As Yoshi's Island (1995) explains, Mario and Luigi were in fact born (and spent their formative years, if Yoshi's Island DS (2006) is to be believed) in the Mushroom World. Despite being born into a dimension where battleships the size of entire levels exist, and people can travel from one galaxy to another simply by jumping into a floating star and shouting 'woo-hoo', that world's equivalent of the NHS suffered from budget cuts just as much our own, and as such the nappy-clad pasta-gobblers were delivered to their parents via the medium of Stork.
As ever, this journey did not pass without incident. Kamek, a standard-issue Magikoopa with ideas above his station, recognised the Bros as two of the seven 'Star Children' and tried to kidnap them. He managed to nab Luigi but Mario plummeted to the ground, where he was intercepted by a passing Yoshi. (Not, as is a common misconception, the Yoshi - he emerges from his eggy confines at the end of the DS adventure, which means that the star of the SNES original has been retconned into 'just some dino dude'.) After a fashion, the Stork was reunited with his package and he resumed his journey. Brilliantly, the butter-feathered Stork dropped his prize again (Yoshi's Touch & Go, 2004), but Not-Yoshi was on hand to save the day again.
Safely delivered, the Bros stayed in the Mushroom Realm for several years, even meeting their future selves during the Attack of the Shroobs (Partners In Time, 2005), before the family moved to New York. Mario's short time on Earth was relatively uneventful - if you can describe 'owning a circus, having your star attraction ape kidnap your girlfriend, recapturing him and then locking him up in a nearby jungle' as 'uneventful' - before duty called and Mario found himself back in the world of the bipedal turtles.
One World is Not Enough
No game has ever tried to explain how Mario manages to travel freely between the two worlds, as he does frequently. His most recent foray into our world came in 2005, when he got the itch to play basketball against Shaq and some bloke from the Beastie Boys (NBA Street V3). Common sense tells us that the answer must be some kind of warp pipe, but then again, common sense is what tells you Glade Plug-Ins will be super-yummy.
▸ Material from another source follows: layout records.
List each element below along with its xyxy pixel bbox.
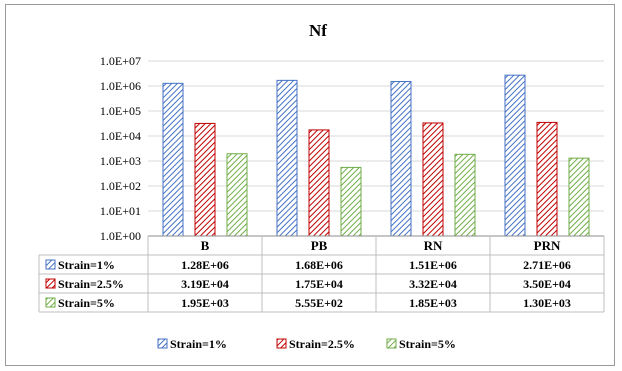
table-cell-value: 1.28E+06 [181, 258, 229, 272]
table-cell-value: 3.32E+04 [409, 277, 457, 291]
legend-key [276, 338, 287, 349]
table-legend-key [45, 259, 56, 270]
table-cell-value: 1.75E+04 [295, 277, 343, 291]
legend-key [157, 338, 168, 349]
category-label: PRN [534, 238, 561, 253]
data-table: B PB RN PRN Strain=1% 1.28E+06 1.68E+06 1.51E+0… [38, 235, 605, 313]
y-axis-ticks: 1.0E+00 1.0E+01 1.0E+02 1.0E+03 1.0E+04 1.0E+… [100, 54, 141, 243]
legend-entry: Strain=5% [399, 337, 456, 351]
table-cell-value: 1.30E+03 [523, 296, 571, 310]
table-cell-value: 5.55E+02 [295, 296, 343, 310]
bar-b-series-3 [226, 153, 248, 237]
y-tick-label: 1.0E+04 [100, 129, 141, 143]
y-tick-label: 1.0E+05 [100, 104, 141, 118]
bars [162, 74, 590, 237]
bar-pb-series-2 [308, 129, 330, 237]
bar-pb-series-3 [340, 166, 362, 237]
legend: Strain=1% Strain=2.5% Strain=5% [157, 337, 456, 351]
bar-prn-series-3 [568, 157, 590, 237]
table-series-name: Strain=2.5% [58, 277, 124, 291]
bar-b-series-1 [162, 82, 184, 237]
y-tick-label: 1.0E+01 [100, 204, 141, 218]
bar-rn-series-3 [454, 153, 476, 237]
category-label: RN [424, 238, 443, 253]
chart-title: Nf [309, 21, 327, 40]
table-cell-value: 2.71E+06 [523, 258, 571, 272]
y-tick-label: 1.0E+06 [100, 79, 141, 93]
bar-rn-series-1 [390, 81, 412, 237]
bar-prn-series-2 [536, 121, 558, 237]
table-legend-key [45, 278, 56, 289]
table-cell-value: 3.50E+04 [523, 277, 571, 291]
category-label: B [201, 238, 210, 253]
bar-prn-series-1 [504, 74, 526, 237]
bar-pb-series-1 [276, 79, 298, 237]
legend-entry: Strain=1% [170, 337, 227, 351]
legend-entry: Strain=2.5% [289, 337, 355, 351]
table-legend-key [45, 297, 56, 308]
y-tick-label: 1.0E+03 [100, 154, 141, 168]
table-cell-value: 3.19E+04 [181, 277, 229, 291]
table-cell-value: 1.51E+06 [409, 258, 457, 272]
table-cell-value: 1.68E+06 [295, 258, 343, 272]
y-tick-label: 1.0E+00 [100, 229, 141, 243]
y-tick-label: 1.0E+02 [100, 179, 141, 193]
legend-key [386, 338, 397, 349]
gridlines [148, 60, 604, 237]
category-label: PB [311, 238, 328, 253]
y-tick-label: 1.0E+07 [100, 54, 141, 68]
bar-rn-series-2 [422, 122, 444, 237]
bar-b-series-2 [194, 122, 216, 237]
table-series-name: Strain=1% [58, 258, 115, 272]
table-cell-value: 1.85E+03 [409, 296, 457, 310]
table-cell-value: 1.95E+03 [181, 296, 229, 310]
table-series-name: Strain=5% [58, 296, 115, 310]
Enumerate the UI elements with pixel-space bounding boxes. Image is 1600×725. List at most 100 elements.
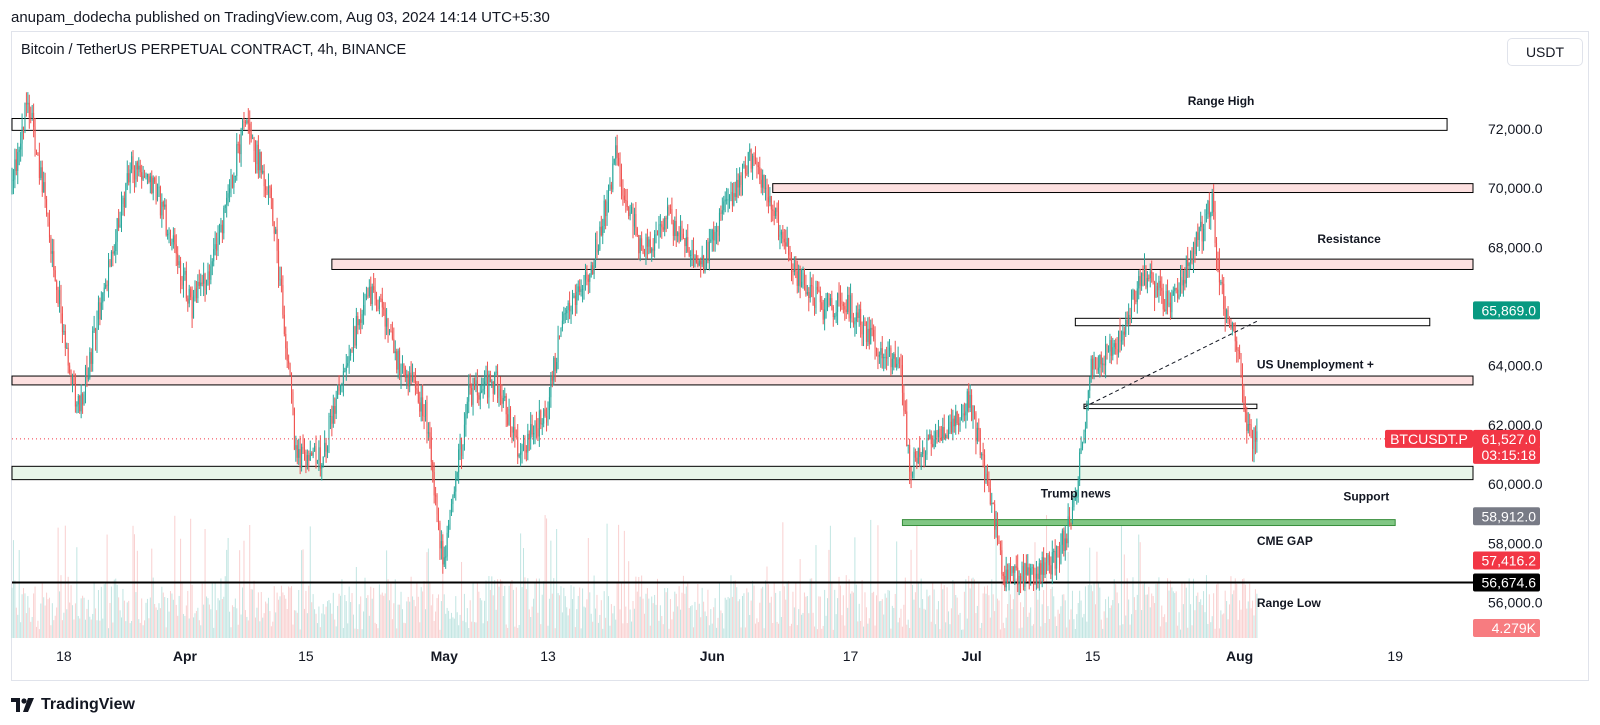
volume-bar [115, 578, 117, 638]
volume-bar [135, 592, 137, 638]
candle-body [609, 184, 611, 190]
candle-body [1168, 302, 1170, 306]
volume-bar [315, 613, 317, 638]
candle-body [678, 232, 680, 242]
volume-bar [1004, 628, 1006, 638]
price-tag-text: 58,912.0 [1482, 508, 1537, 524]
symbol-title[interactable]: Bitcoin / TetherUS PERPETUAL CONTRACT, 4… [21, 42, 407, 58]
candle-body [296, 445, 298, 458]
volume-bar [390, 583, 392, 638]
volume-bar [844, 625, 846, 638]
volume-bar [1053, 596, 1055, 638]
volume-bar [1194, 610, 1196, 638]
candle-body [488, 373, 490, 398]
tradingview-logo[interactable]: TradingView [11, 696, 135, 714]
candle-body [334, 405, 336, 414]
candle-body [342, 371, 344, 384]
volume-bar [118, 597, 120, 638]
volume-bar [1027, 616, 1029, 638]
volume-bar [229, 611, 231, 638]
volume-bar [517, 627, 519, 638]
volume-bar [1230, 576, 1232, 638]
volume-bar [387, 579, 389, 638]
volume-bar [1203, 591, 1205, 638]
volume-bar [612, 613, 614, 638]
x-tick-label: 17 [843, 648, 859, 664]
volume-bar [727, 596, 729, 638]
candle-body [112, 251, 114, 254]
volume-bar [1146, 594, 1148, 638]
candle-body [1057, 546, 1059, 549]
candle-body [1223, 283, 1225, 310]
candle-body [943, 426, 945, 438]
volume-bar [698, 603, 700, 638]
candle-body [96, 319, 98, 340]
volume-bar [985, 593, 987, 638]
candle-body [314, 446, 316, 452]
volume-bar [1156, 583, 1158, 638]
volume-bar [691, 605, 693, 638]
volume-bar [491, 576, 493, 638]
volume-bar [744, 627, 746, 638]
candle-body [1204, 215, 1206, 229]
candle-body [220, 224, 222, 233]
candle-body [286, 348, 288, 361]
volume-bar [597, 622, 599, 638]
volume-bar [149, 597, 151, 638]
candle-body [1027, 567, 1029, 575]
volume-bar [214, 581, 216, 638]
volume-bar [793, 607, 795, 638]
candle-body [182, 274, 184, 286]
candle-body [705, 242, 707, 261]
volume-bar [982, 593, 984, 638]
candle-body [769, 196, 771, 203]
volume-bar [220, 578, 222, 638]
candle-body [825, 298, 827, 310]
volume-bar [1207, 623, 1209, 638]
volume-bar [700, 617, 702, 638]
volume-bar [486, 621, 488, 638]
candle-body [658, 224, 660, 236]
volume-bar [181, 582, 183, 638]
candle-body [109, 260, 111, 267]
candle-body [436, 495, 438, 515]
volume-bar [210, 609, 212, 638]
candle-body [626, 200, 628, 208]
candle-body [827, 293, 829, 299]
candle-body [249, 123, 251, 134]
candle-body [936, 431, 938, 437]
volume-bar [1226, 601, 1228, 638]
volume-bar [854, 537, 856, 638]
candle-body [998, 539, 1000, 544]
candle-body [363, 305, 365, 315]
candle-body [522, 439, 524, 446]
candle-body [814, 305, 816, 309]
candle-body [875, 348, 878, 353]
candle-body [780, 231, 782, 235]
volume-bar [576, 609, 578, 638]
volume-bar [569, 608, 571, 638]
candle-body [216, 244, 218, 251]
volume-bar [1020, 602, 1022, 638]
candle-body [1231, 322, 1233, 329]
candle-body [207, 271, 209, 285]
candle-body [1143, 266, 1145, 277]
volume-bar [1167, 578, 1169, 638]
y-tick-label: 72,000.0 [1488, 121, 1543, 137]
candle-body [1120, 340, 1122, 342]
volume-bar [505, 624, 507, 638]
candle-body [181, 280, 183, 286]
volume-bar [1142, 584, 1144, 638]
volume-bar [922, 599, 924, 638]
currency-button[interactable]: USDT [1507, 38, 1583, 66]
volume-bar [743, 593, 745, 638]
volume-bar [1190, 604, 1192, 638]
candle-body [1254, 427, 1256, 442]
candle-body [57, 289, 59, 304]
volume-bar [252, 589, 254, 638]
candle-body [1118, 331, 1120, 355]
candle-body [919, 448, 921, 457]
candle-body [741, 167, 744, 185]
candle-body [465, 413, 467, 425]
Since then, Mario has largely stayed by Peach's side, protecting her from a multitude of Koopa-nappings. He occasionally ventures off to aid other kingdoms such as Daisy's Sarasaland (Super Mario Land, 1990) and Subcon, the Land of Dreams (Super Mario Bros 2, 1986), but the looming presence of Bowser means he's rarely away for long. Occasionally, he goes on holidays with his beloved, but they often go horribly wrong, usually because he takes his work with him (Super Mario World, 1990) or because he gets leathered and ends up with a criminal record (Super Mario Sunshine, 2002).
When asked why he devotes his life to protecting Peach, Mario once replied: "I don't do it because I love her; I do it because I really enjoy crushing turtles with my rear end." Actually, that's a lie. We've never heard him say that. But it's possible that he did.